Blanqueo de Capitales con­firma en 2014 que el ex co­mi­sario es­taba de­trás

BBVA sabía desde 2011 que Villarejo era titular de Cenyt

Los en­car­gos, pese a todo, se pro­longan hasta cuando Torres ya era con­se­jero de­le­gado

FG y Carlos Torres
FG y Carlos Torres

El de­par­ta­mento de Blanqueo de Capitales ra­ti­ficó en 2014 lo que ya en el BBVA había cons­tancia desde tres años an­tes: José Manuel Villarejo era el ti­tular real de Cenyt, la em­presa con­tra­tada en 2004 para abor­tar, en teo­ría, el in­tento de "asalto" de Sacyr al grupo ban­cario pre­si­dido por Francisco González. Ese co­no­ci­miento no fue óbice para se­guir ha­ciendo en­cargos a la so­ciedad del co­mi­sario en años pos­te­rio­res, in­cluso cuando ya era con­se­jero de­le­gado Carlos Torres, el ac­tual pre­si­dente.

Ni el conocimiento de quién estaba realmente de Cenyt ni el incumplimiento del código interno en la contratación de los servicios de la sociedad del ex comisario (en prisión preventiva) José Manuel Villarejo fueron en su momento un dique para dejar de mantener los encargos tiempo después de haberse constatado la presencia del comisario ya jubilado y en prisión.

Según el sumario del caso, al que ha tenido acceso www.capitalmadrid.com, el representante legal del banco, Adolfo Fraguas, admite en un primer momento que ya en 2011 había constancia de que Villarejo estaba detrás de Cenyt, algo que se ratifica por el departamento de Blanqueo de Capital en 2014, aunque los miembros de esa unidad del banco no sabían "que era policía".

Fraguas, durante todas las horas que duró su declaración en jornadas distintas, lamenta que las contrataciones de Cenyt, tanto por el responsable entonces de Seguridad, Julio Corrochano, como por el directivo de Riesgos, Antonio Béjar, se hicieron por cauces opacos a los procedimientos internos de contratación del BBVA.

Pese a todos estos precedentes, el BBVA confió aún más encargos a la sociedad de Villarejo cuando Ángel Cano había dejado de ser consejero delegado en mayo de 2015 y cuando Carlos Torres, el actual presidente del grupo, ya se había convertido en el número dos de Francisco González, el ex presidente imputado.

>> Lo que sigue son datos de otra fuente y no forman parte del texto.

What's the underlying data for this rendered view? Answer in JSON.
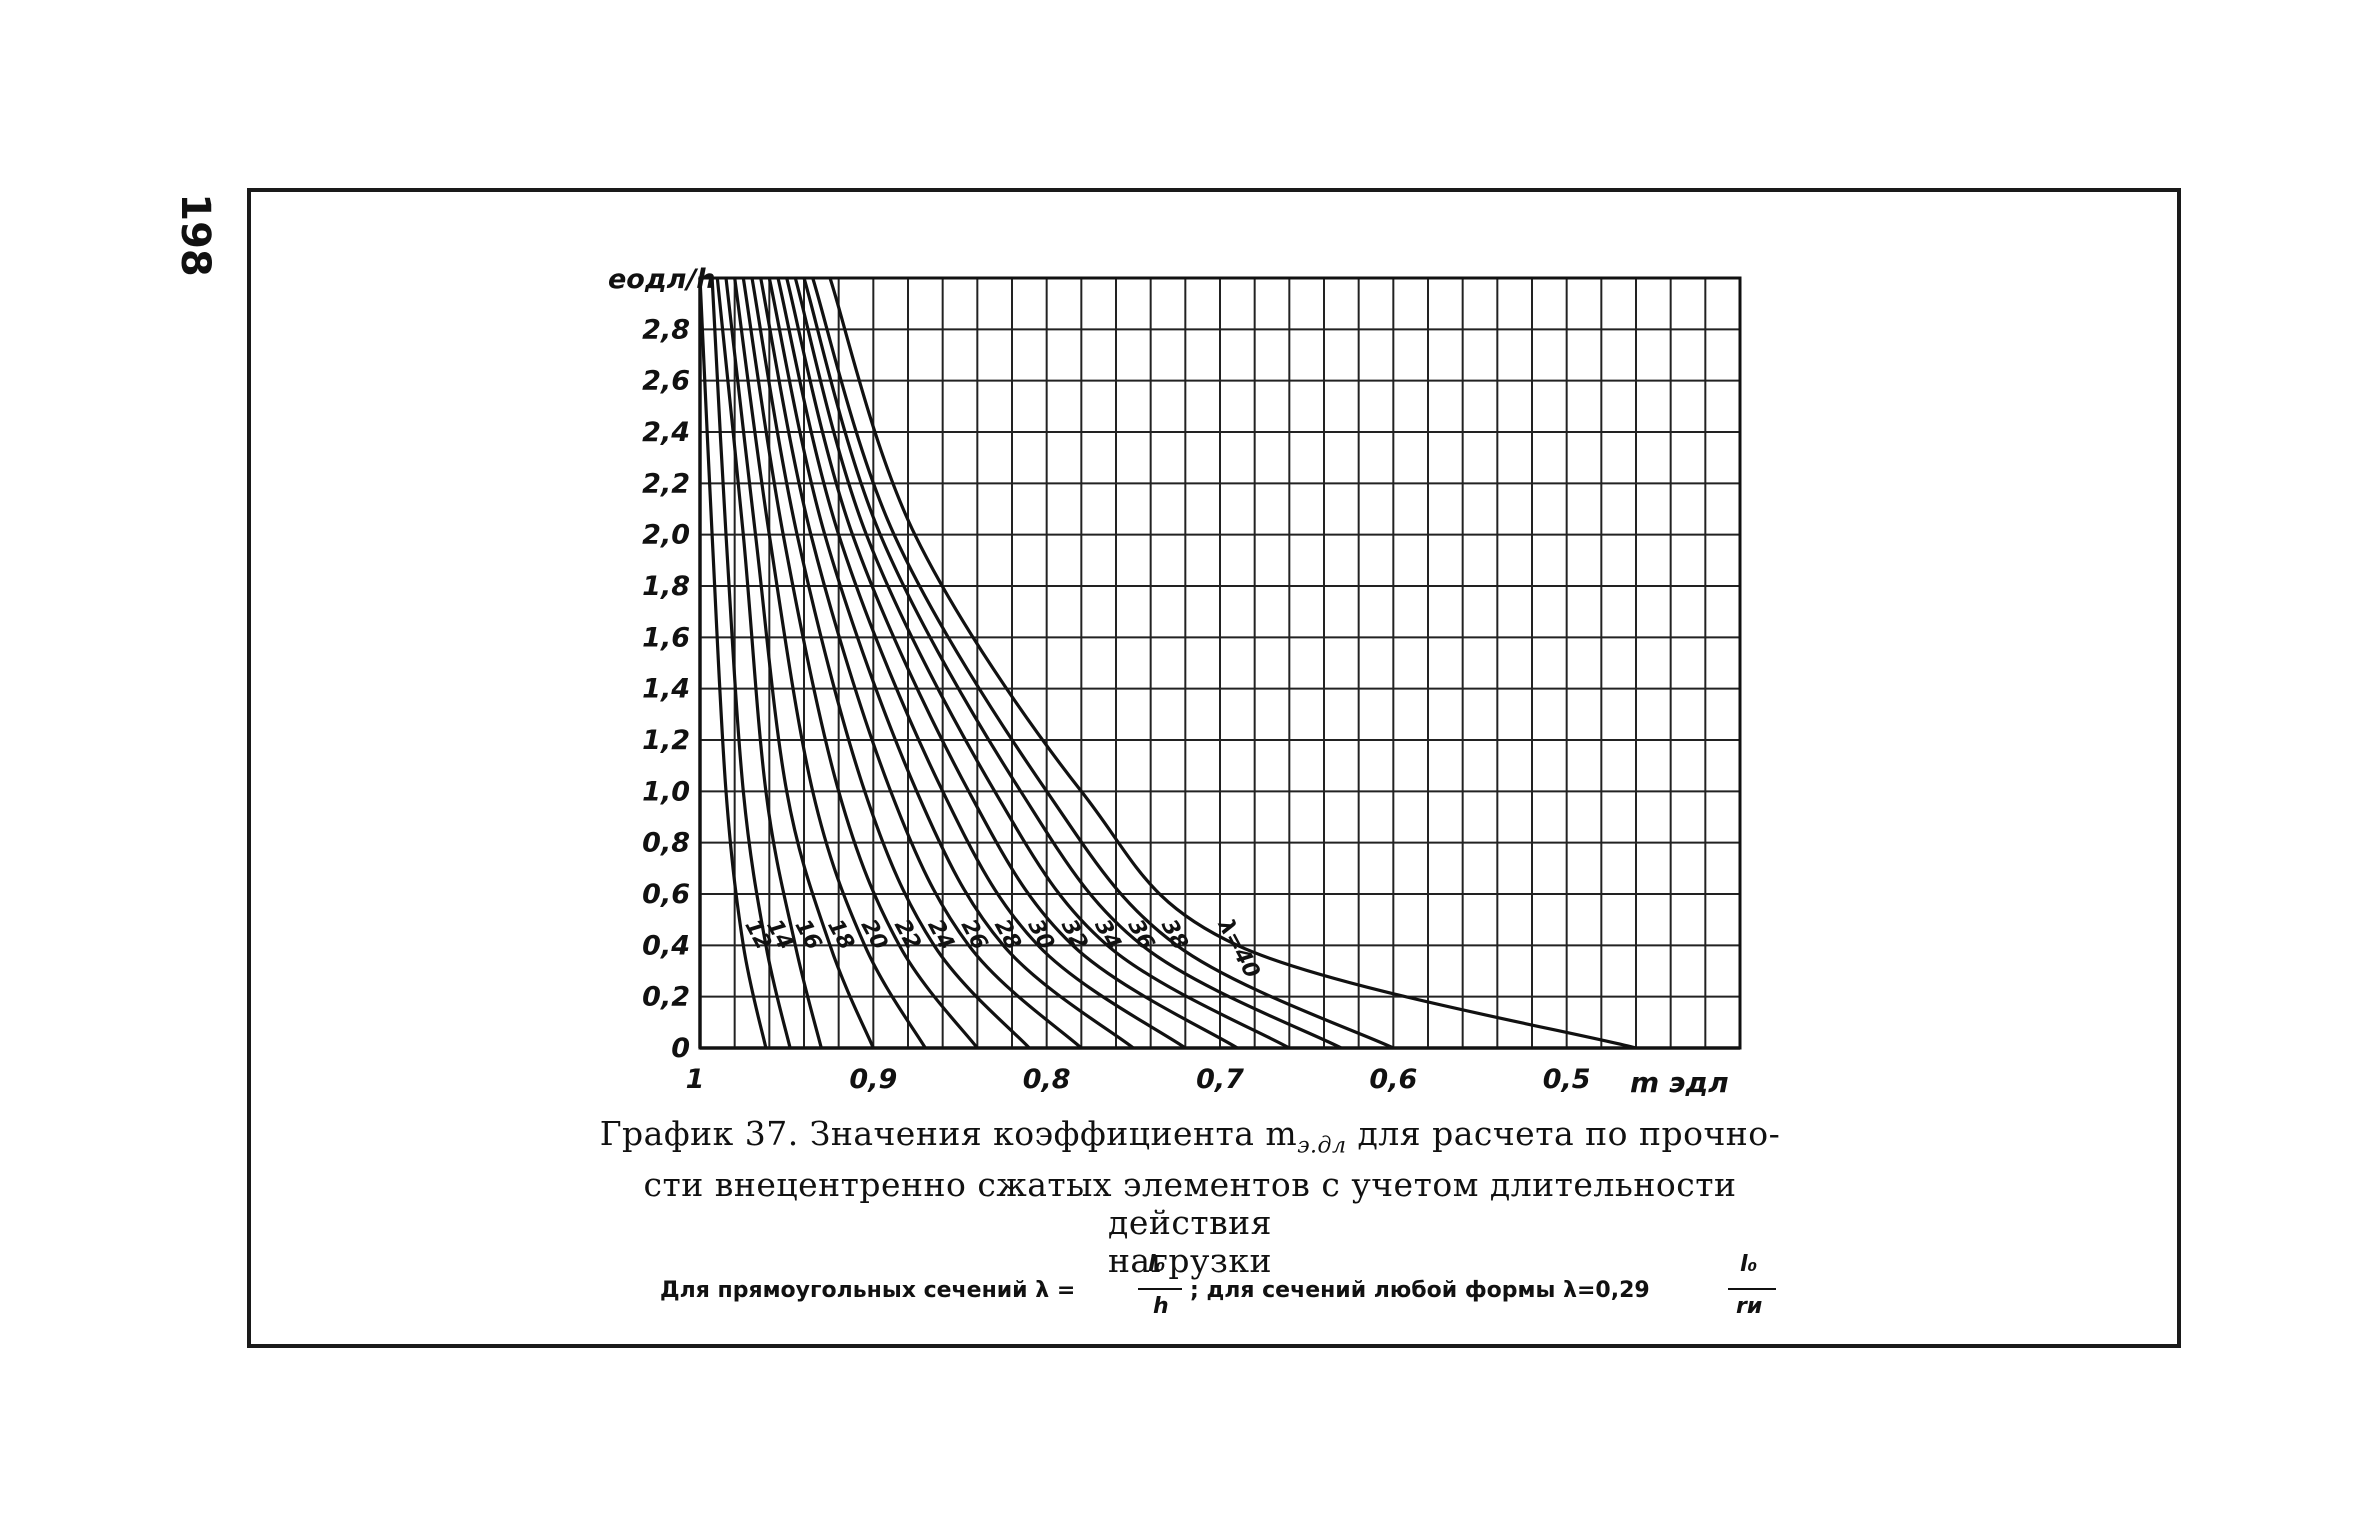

Torres, a finales de enero, aseguró durante la presentación de los resultados anuales del BBVA en 2019 que nadie del actual consejo de administración o de la cúpula del banco tenían implicaciones en el caso Villarejo, algo que se contradice con la declaración prestada por el representante legal.

Sin contratos

Respecto al contrato a Cenyt para investigar a Ausbanc, la asociación presidida por Luis Pineda, el representante legal del banco declaró que "no hemos localizado contrato escrito y el señor Corrochano señala que era una cuestión confidencial que no hubiera contrato. Fue un acuerdo verbal", según Fraguas por el que se abonó 211.000 euros.

Esa misma cantidad es la que figura en otro encargo para evitar ataques yihadistas y que fue firmado a finales de 2015 cuando Carlos Torres ya llevaba varios meses en el cargo como consejero delegado. De este encargo, tampoco consta contrato alguno, según el representante legal que declaró por el BBVA como persona jurídica imputada en el caso que se investiga por el juez de la Audiencia Nacional, Manuel García-Castellón.

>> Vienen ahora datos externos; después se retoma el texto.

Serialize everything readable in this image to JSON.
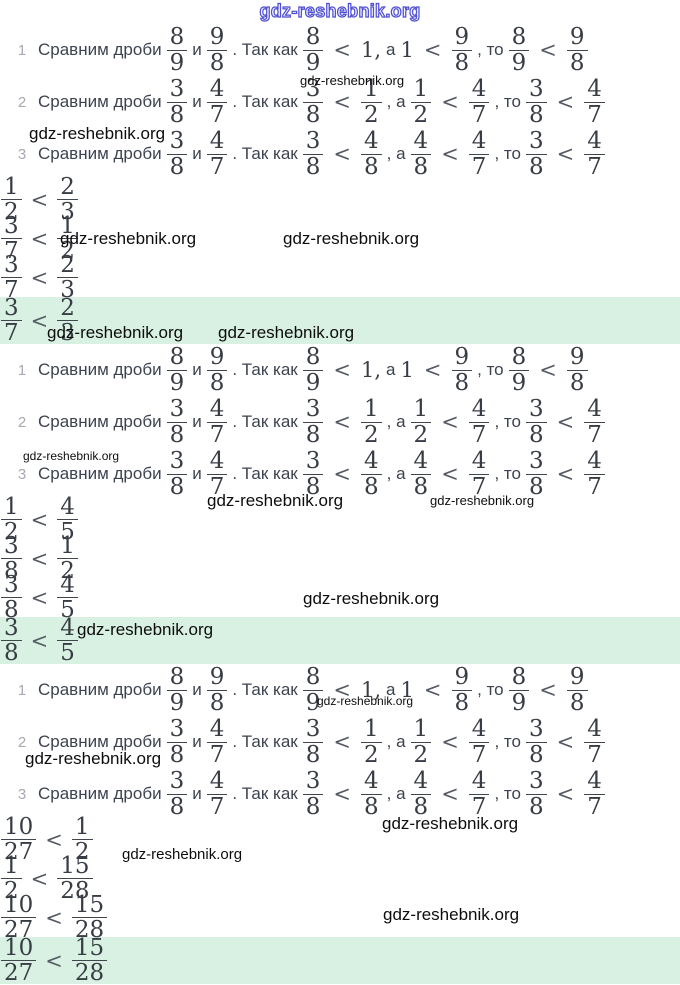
{
  "site": {
    "name": "gdz-reshebnik.org"
  },
  "colors": {
    "highlight_green": "#d9f1e3",
    "watermark_blue": "#4f4fd2"
  },
  "labels": {
    "compare": "Сравним дроби",
    "and": "и",
    "since": ". Так как",
    "lt": "<",
    "comma_a": ", а",
    "comma_to": ", то",
    "one_comma": "1,",
    "a": "а",
    "one": "1"
  },
  "lines": [
    {
      "num": "1",
      "fa": {
        "n": "8",
        "d": "9"
      },
      "fb": {
        "n": "9",
        "d": "8"
      },
      "c1l": {
        "n": "8",
        "d": "9"
      },
      "c2r": {
        "n": "9",
        "d": "8"
      },
      "c3l": {
        "n": "8",
        "d": "9"
      },
      "c3r": {
        "n": "9",
        "d": "8"
      }
    },
    {
      "num": "2",
      "fa": {
        "n": "3",
        "d": "8"
      },
      "fb": {
        "n": "4",
        "d": "7"
      },
      "c1l": {
        "n": "3",
        "d": "8"
      },
      "c1r": {
        "n": "1",
        "d": "2"
      },
      "c2l": {
        "n": "1",
        "d": "2"
      },
      "c2r": {
        "n": "4",
        "d": "7"
      },
      "c3l": {
        "n": "3",
        "d": "8"
      },
      "c3r": {
        "n": "4",
        "d": "7"
      }
    },
    {
      "num": "3",
      "fa": {
        "n": "3",
        "d": "8"
      },
      "fb": {
        "n": "4",
        "d": "7"
      },
      "c1l": {
        "n": "3",
        "d": "8"
      },
      "c1r": {
        "n": "4",
        "d": "8"
      },
      "c2l": {
        "n": "4",
        "d": "8"
      },
      "c2r": {
        "n": "4",
        "d": "7"
      },
      "c3l": {
        "n": "3",
        "d": "8"
      },
      "c3r": {
        "n": "4",
        "d": "7"
      }
    }
  ],
  "lists": [
    {
      "rows": [
        {
          "l": {
            "n": "1",
            "d": "2"
          },
          "r": {
            "n": "2",
            "d": "3"
          },
          "highlighted": false
        },
        {
          "l": {
            "n": "3",
            "d": "7"
          },
          "r": {
            "n": "1",
            "d": "2"
          },
          "highlighted": false
        },
        {
          "l": {
            "n": "3",
            "d": "7"
          },
          "r": {
            "n": "2",
            "d": "3"
          },
          "highlighted": false
        },
        {
          "l": {
            "n": "3",
            "d": "7"
          },
          "r": {
            "n": "2",
            "d": "3"
          },
          "highlighted": true
        }
      ]
    },
    {
      "rows": [
        {
          "l": {
            "n": "1",
            "d": "2"
          },
          "r": {
            "n": "4",
            "d": "5"
          },
          "highlighted": false
        },
        {
          "l": {
            "n": "3",
            "d": "8"
          },
          "r": {
            "n": "1",
            "d": "2"
          },
          "highlighted": false
        },
        {
          "l": {
            "n": "3",
            "d": "8"
          },
          "r": {
            "n": "4",
            "d": "5"
          },
          "highlighted": false
        },
        {
          "l": {
            "n": "3",
            "d": "8"
          },
          "r": {
            "n": "4",
            "d": "5"
          },
          "highlighted": true
        }
      ]
    },
    {
      "rows": [
        {
          "l": {
            "n": "10",
            "d": "27"
          },
          "r": {
            "n": "1",
            "d": "2"
          },
          "highlighted": false
        },
        {
          "l": {
            "n": "1",
            "d": "2"
          },
          "r": {
            "n": "15",
            "d": "28"
          },
          "highlighted": false
        },
        {
          "l": {
            "n": "10",
            "d": "27"
          },
          "r": {
            "n": "15",
            "d": "28"
          },
          "highlighted": false
        },
        {
          "l": {
            "n": "10",
            "d": "27"
          },
          "r": {
            "n": "15",
            "d": "28"
          },
          "highlighted": true
        }
      ]
    }
  ]
}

Pese al acuerdo verbal para investigar a Ausbanc, Adolfo Fraguas cree que "hay entregables desde el año 2013 hasta finales de 2014 o principio de 2015", cuando aún Ángel Cano desempeñaba sus últimos meses como consejero delegado y antes de que fuera sustituido por Carlos Torres.

Sobre la denuncia anónima presentada por el BBVA, y de la que el banco se retiró una vez que fue imputado como persona jurídica, Fraguas afirma que "lo sabía la presidencia y los servicios jurídicos, lógicamente. No queríamos que el señor Pineda convirtiera su juicio en un juicio contra el BBVA".